Winston realizes that people all over the world are the same. While they've been separated by hatred and lies, a race of conscious beings is sure to arise. "We are the dead," he says aloud. Julia repeats his words, and then, from behind them, they hear the words again, this time by the Thought Police. They are caught. The woman in the yard stops singing, and there is the sound of the washtub being thrown across the yard, along with a yell of pain. Men in black uniforms stampede into the room. As ordered, Winston and Julia turn back to back and hear trampling. The paperweight is smashed to pieces, and Julia is punched in the chest. She lands on the floor, struggling for breath before being brutally carried out of the room.

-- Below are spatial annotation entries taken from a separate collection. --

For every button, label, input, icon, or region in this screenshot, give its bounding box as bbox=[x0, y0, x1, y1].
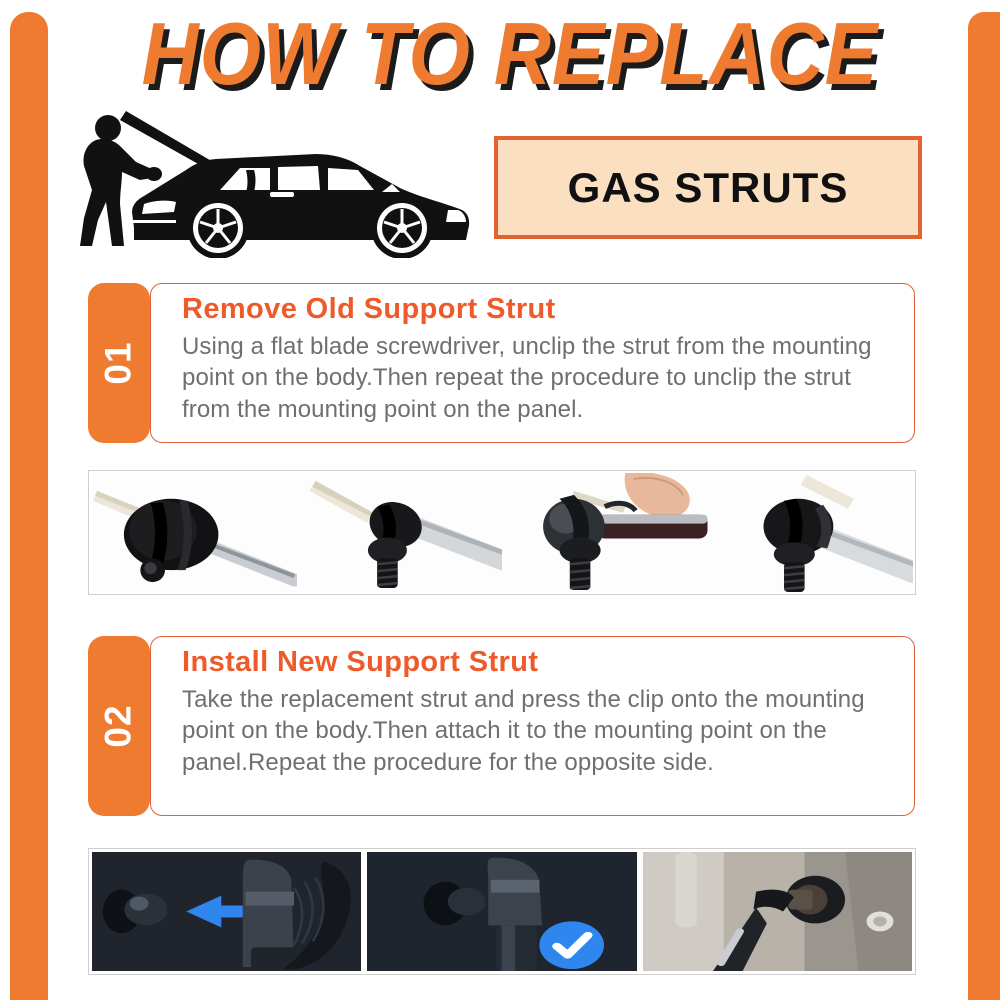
check-circle bbox=[540, 921, 605, 969]
page-title-text: HOW TO REPLACE bbox=[142, 2, 879, 105]
car-hood-illustration bbox=[70, 108, 490, 258]
photo-installed-strut bbox=[643, 852, 912, 971]
photo-clip-on-strut bbox=[91, 473, 297, 592]
step-heading-02: Install New Support Strut bbox=[182, 645, 976, 680]
step-heading-01: Remove Old Support Strut bbox=[182, 292, 976, 327]
car-silhouette-icon bbox=[70, 108, 490, 258]
step-text-01: Using a flat blade screwdriver, unclip t… bbox=[182, 331, 882, 426]
step-text-02: Take the replacement strut and press the… bbox=[182, 684, 882, 779]
decorative-right-orange-bar bbox=[968, 12, 1000, 1000]
photo-strip-step-02 bbox=[88, 848, 916, 975]
photo-strut-seated-confirmed bbox=[367, 852, 636, 971]
step-number-01: 01 bbox=[98, 341, 140, 384]
step-number-02: 02 bbox=[98, 704, 140, 747]
photo-screwdriver-prying-clip bbox=[297, 473, 503, 592]
product-badge: GAS STRUTS bbox=[494, 136, 922, 239]
photo-finger-removing-clip bbox=[502, 473, 708, 592]
step-number-tab-01: 01 bbox=[88, 283, 150, 443]
step-content-02: Install New Support Strut Take the repla… bbox=[182, 645, 976, 779]
page-title: HOW TO REPLACE bbox=[80, 6, 940, 102]
decorative-left-orange-bar bbox=[10, 12, 48, 1000]
infographic-page: HOW TO REPLACE bbox=[0, 0, 1000, 1000]
hero-section: GAS STRUTS bbox=[70, 108, 940, 258]
product-badge-label: GAS STRUTS bbox=[568, 164, 849, 212]
step-number-tab-02: 02 bbox=[88, 636, 150, 816]
photo-strip-step-01 bbox=[88, 470, 916, 595]
photo-gloved-hand-pressing-clip bbox=[92, 852, 361, 971]
step-content-01: Remove Old Support Strut Using a flat bl… bbox=[182, 292, 976, 426]
photo-clip-detached bbox=[708, 473, 914, 592]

Just as Winston wonders if they caught Mr. Charrington as well, he walks into the room, much changed. He's a member of the Thought Police and has trapped Winston and Julia with the illusion of privacy in the room.

Analysis

Orwell foreshadows Winston and Julia's arrest when there's no oil in the stove although Julia had made sure it was full; was someone else in the room? When the Thought Police arrive, they repeat everything Winston says. Winston's private space has been exposed as a Party space. The extent of Winston's thoughtcrime is known to the Party.

In the first half of the chapter, the earlier pessimism turns into a type of optimism. Despite the fact that "the book" says inequality will always exist, Winston is hopeful. He reflects on the bird singing in Chapter 2 of Book 2 and the woman singing outside the window—symbols of freedom and beauty. While they sing the Party does not. So Winston is convinced that the proles will rebel if enough stay conscious and believe that 2 + 2 = 4.

Although Mr. Charrington has seemed like an innocent prole up to this point, when he enters the room, all he has to do is speak and the uniformed men are quieted. He is no longer wearing his spectacles, has lost his cockney accent, and looks completely different. Mr. Charrington has deceived Winston from the start, again driving home the point that in 1984 no one can be trusted and nothing is as it seems.